April 2, 2018
Stuart Weitzman School of Design
102 Meyerson Hall
210 South 34th Street
Philadelphia, PA 19104
Associate Professor of Fine Arts (Emerging Design Practices), Orkan Telhan will be featured in Sensorial Urbanism, a forum facilitated by the Princeton Mellon Initiative in Architecture, Urbanism & the Humanities.
This conversation considers the intersections of microbes, design and the politics of dough. Some of the questions asked include: what are the biopolitics of biohacking and the microbiome? How does a renewed understanding of the relationships between food and political economy, mechanization, land politics redefine traditional narratives of design history? And how can we rethink spatial agency if we ascribe rights of our nonhuman compadres?

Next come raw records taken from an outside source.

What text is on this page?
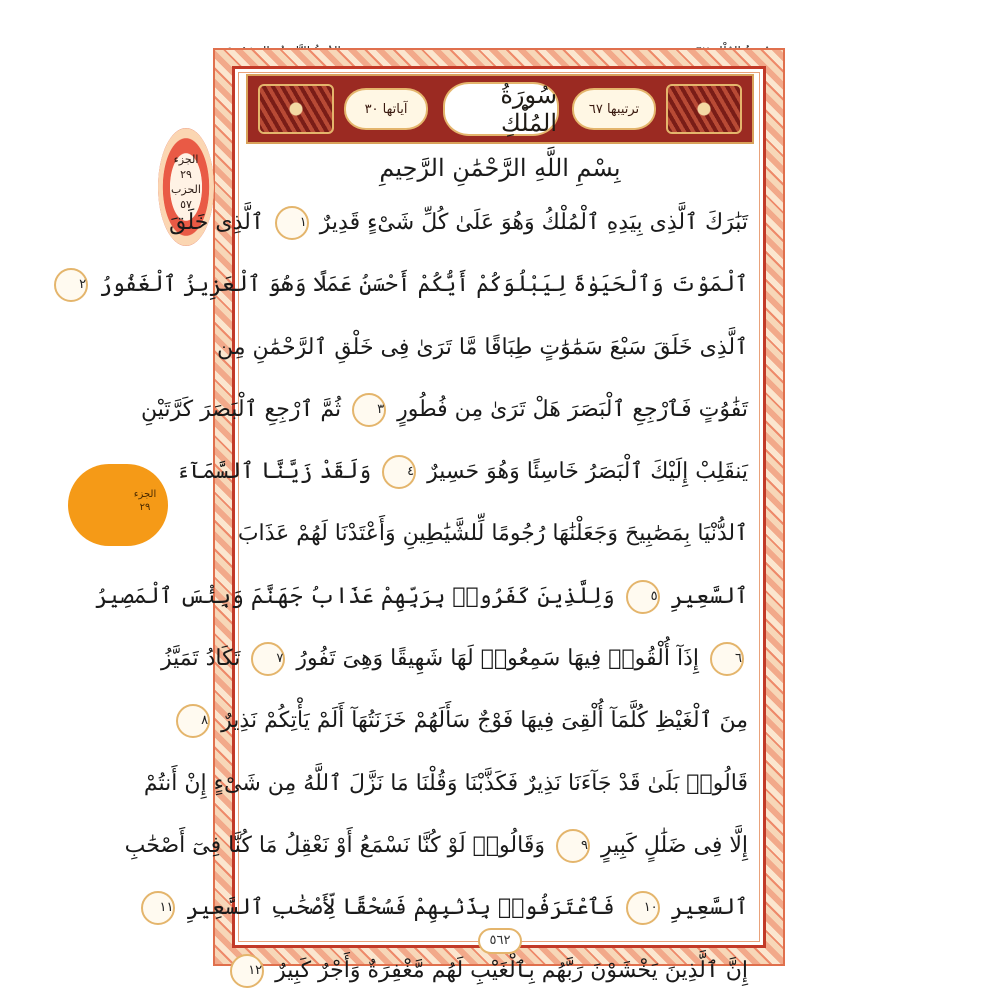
آياتها ٣٠	سُورَةُ المُلْكِ	ترتيبها ٦٧
بِسْمِ اللَّهِ الرَّحْمَٰنِ الرَّحِيمِ
الجزء
٢٩
الحزب
٥٧
الجزء
٢٩
تَبَٰرَكَ ٱلَّذِى بِيَدِهِ ٱلْمُلْكُ وَهُوَ عَلَىٰ كُلِّ شَىْءٍ قَدِيرٌ ١ ٱلَّذِى خَلَقَ
ٱلْمَوْتَ وَٱلْحَيَوٰةَ لِيَبْلُوَكُمْ أَيُّكُمْ أَحْسَنُ عَمَلًا وَهُوَ ٱلْعَزِيزُ ٱلْغَفُورُ ٢
ٱلَّذِى خَلَقَ سَبْعَ سَمَٰوَٰتٍ طِبَاقًا مَّا تَرَىٰ فِى خَلْقِ ٱلرَّحْمَٰنِ مِن
تَفَٰوُتٍ فَٱرْجِعِ ٱلْبَصَرَ هَلْ تَرَىٰ مِن فُطُورٍ ٣ ثُمَّ ٱرْجِعِ ٱلْبَصَرَ كَرَّتَيْنِ
يَنقَلِبْ إِلَيْكَ ٱلْبَصَرُ خَاسِئًا وَهُوَ حَسِيرٌ ٤ وَلَقَدْ زَيَّنَّا ٱلسَّمَآءَ
ٱلدُّنْيَا بِمَصَٰبِيحَ وَجَعَلْنَٰهَا رُجُومًا لِّلشَّيَٰطِينِ وَأَعْتَدْنَا لَهُمْ عَذَابَ
ٱلسَّعِيرِ ٥ وَلِلَّذِينَ كَفَرُوا۟ بِرَبِّهِمْ عَذَابُ جَهَنَّمَ وَبِئْسَ ٱلْمَصِيرُ
٦ إِذَآ أُلْقُوا۟ فِيهَا سَمِعُوا۟ لَهَا شَهِيقًا وَهِىَ تَفُورُ ٧ تَكَادُ تَمَيَّزُ
مِنَ ٱلْغَيْظِ كُلَّمَآ أُلْقِىَ فِيهَا فَوْجٌ سَأَلَهُمْ خَزَنَتُهَآ أَلَمْ يَأْتِكُمْ نَذِيرٌ ٨
قَالُوا۟ بَلَىٰ قَدْ جَآءَنَا نَذِيرٌ فَكَذَّبْنَا وَقُلْنَا مَا نَزَّلَ ٱللَّهُ مِن شَىْءٍ إِنْ أَنتُمْ
إِلَّا فِى ضَلَٰلٍ كَبِيرٍ ٩ وَقَالُوا۟ لَوْ كُنَّا نَسْمَعُ أَوْ نَعْقِلُ مَا كُنَّا فِىٓ أَصْحَٰبِ
ٱلسَّعِيرِ ١٠ فَٱعْتَرَفُوا۟ بِذَنۢبِهِمْ فَسُحْقًا لِّأَصْحَٰبِ ٱلسَّعِيرِ ١١
إِنَّ ٱلَّذِينَ يَخْشَوْنَ رَبَّهُم بِٱلْغَيْبِ لَهُم مَّغْفِرَةٌ وَأَجْرٌ كَبِيرٌ ١٢
٥٦٢
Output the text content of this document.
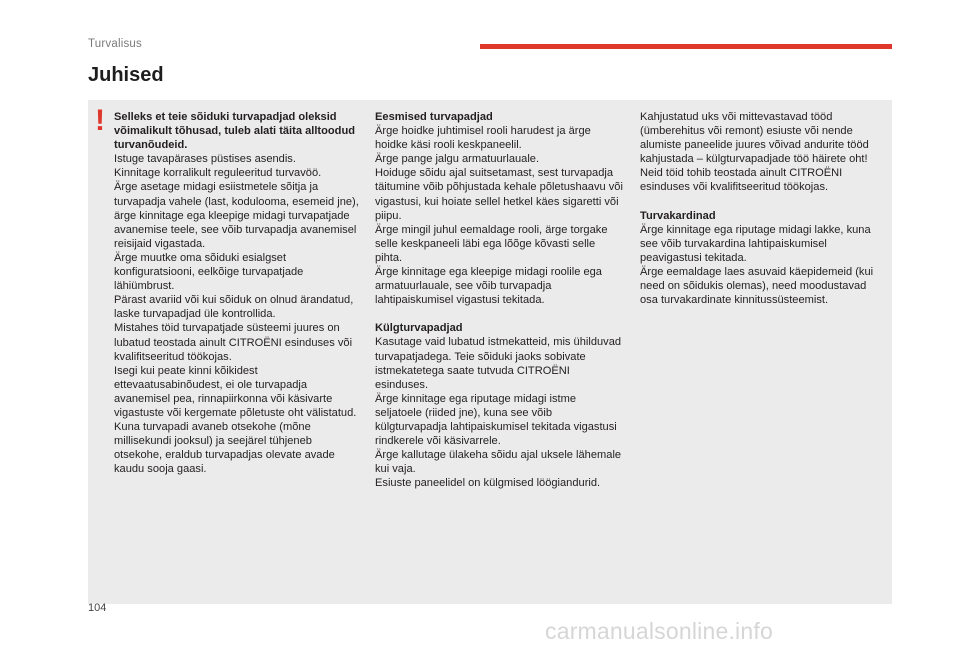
Turvalisus
Juhised
! Selleks et teie sõiduki turvapadjad oleksid võimalikult tõhusad, tuleb alati täita alltoodud turvanõudeid.
Istuge tavapärases püstises asendis.
Kinnitage korralikult reguleeritud turvavöö.
Ärge asetage midagi esiistmetele sõitja ja turvapadja vahele (last, kodulooma, esemeid jne), ärge kinnitage ega kleepige midagi turvapatjade avanemise teele, see võib turvapadja avanemisel reisijaid vigastada.
Ärge muutke oma sõiduki esialgset konfiguratsiooni, eelkõige turvapatjade lähiümbrust.
Pärast avariid või kui sõiduk on olnud ärandatud, laske turvapadjad üle kontrollida.
Mistahes töid turvapatjade süsteemi juures on lubatud teostada ainult CITROËNI esinduses või kvalifitseeritud töökojas.
Isegi kui peate kinni kõikidest ettevaatusabinõudest, ei ole turvapadja avanemisel pea, rinnapiirkonna või käsivarte vigastuste või kergemate põletuste oht välistatud. Kuna turvapadi avaneb otsekohe (mõne millisekundi jooksul) ja seejärel tühjeneb otsekohe, eraldub turvapadjas olevate avade kaudu sooja gaasi.
Eesmised turvapadjad
Ärge hoidke juhtimisel rooli harudest ja ärge hoidke käsi rooli keskpaneelil.
Ärge pange jalgu armatuurlauale.
Hoiduge sõidu ajal suitsetamast, sest turvapadja täitumine võib põhjustada kehale põletushaavu või vigastusi, kui hoiate sellel hetkel käes sigaretti või piipu.
Ärge mingil juhul eemaldage rooli, ärge torgake selle keskpaneeli läbi ega lõõge kõvasti selle pihta.
Ärge kinnitage ega kleepige midagi roolile ega armatuurlauale, see võib turvapadja lahtipaiskumisel vigastusi tekitada.
Külgturvapadjad
Kasutage vaid lubatud istmekatteid, mis ühilduvad turvapatjadega. Teie sõiduki jaoks sobivate istmekatetega saate tutvuda CITROËNI esinduses.
Ärge kinnitage ega riputage midagi istme seljatoele (riided jne), kuna see võib külgturvapadja lahtipaiskumisel tekitada vigastusi rindkerele või käsivarrele.
Ärge kallutage ülakeha sõidu ajal uksele lähemale kui vaja.
Esiuste paneelidel on külgmised löögiandurid.
Kahjustatud uks või mittevastavad tööd (ümberehitus või remont) esiuste või nende alumiste paneelide juures võivad andurite tööd kahjustada – külgturvapadjade töö häirete oht!
Neid töid tohib teostada ainult CITROËNI esinduses või kvalifitseeritud töökojas.
Turvakardinad
Ärge kinnitage ega riputage midagi lakke, kuna see võib turvakardina lahtipaiskumisel peavigastusi tekitada.
Ärge eemaldage laes asuvaid käepidemeid (kui need on sõidukis olemas), need moodustavad osa turvakardinate kinnitussüsteemist.
104
carmanualsonline.info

The intellectual ferment of this discussion will be staged around a table that brings together a large number of different types of bread. The vast "design variations" of this staple food attest not only to the different cultural settings that have shaped its various forms but also to the crucial roles of changing microbial systems and transforming geographies of grain.
The Spring 2018 Mellon Research Forum on the Urban Environment will focus on how architecture and cities are mediated, experienced, and represented through seemingly immaterial means. Questions include, how do theories of neurophysiology and urban form shape the way we map the inner and outer world? How do microbial landscapes determine our moods, food processes and even configurations of whole cities? And how do the ways that we smell the streets, represent the city in color, and hear urban life change the way we embody and redesign the city? Panelists will include architects, artists, scientists, designers and other scholars whose work seeks to unpack the aesthetic dimensions of immateriality in the city.
Organized by Evangelos Kotsioris (Princeton Architecture) and Phil Taylor ( Princeton Art & Archaeology)
Forum events held Monday, April 2, 2018, at 5:00pm at the Princeton School of Architecture South Gallery.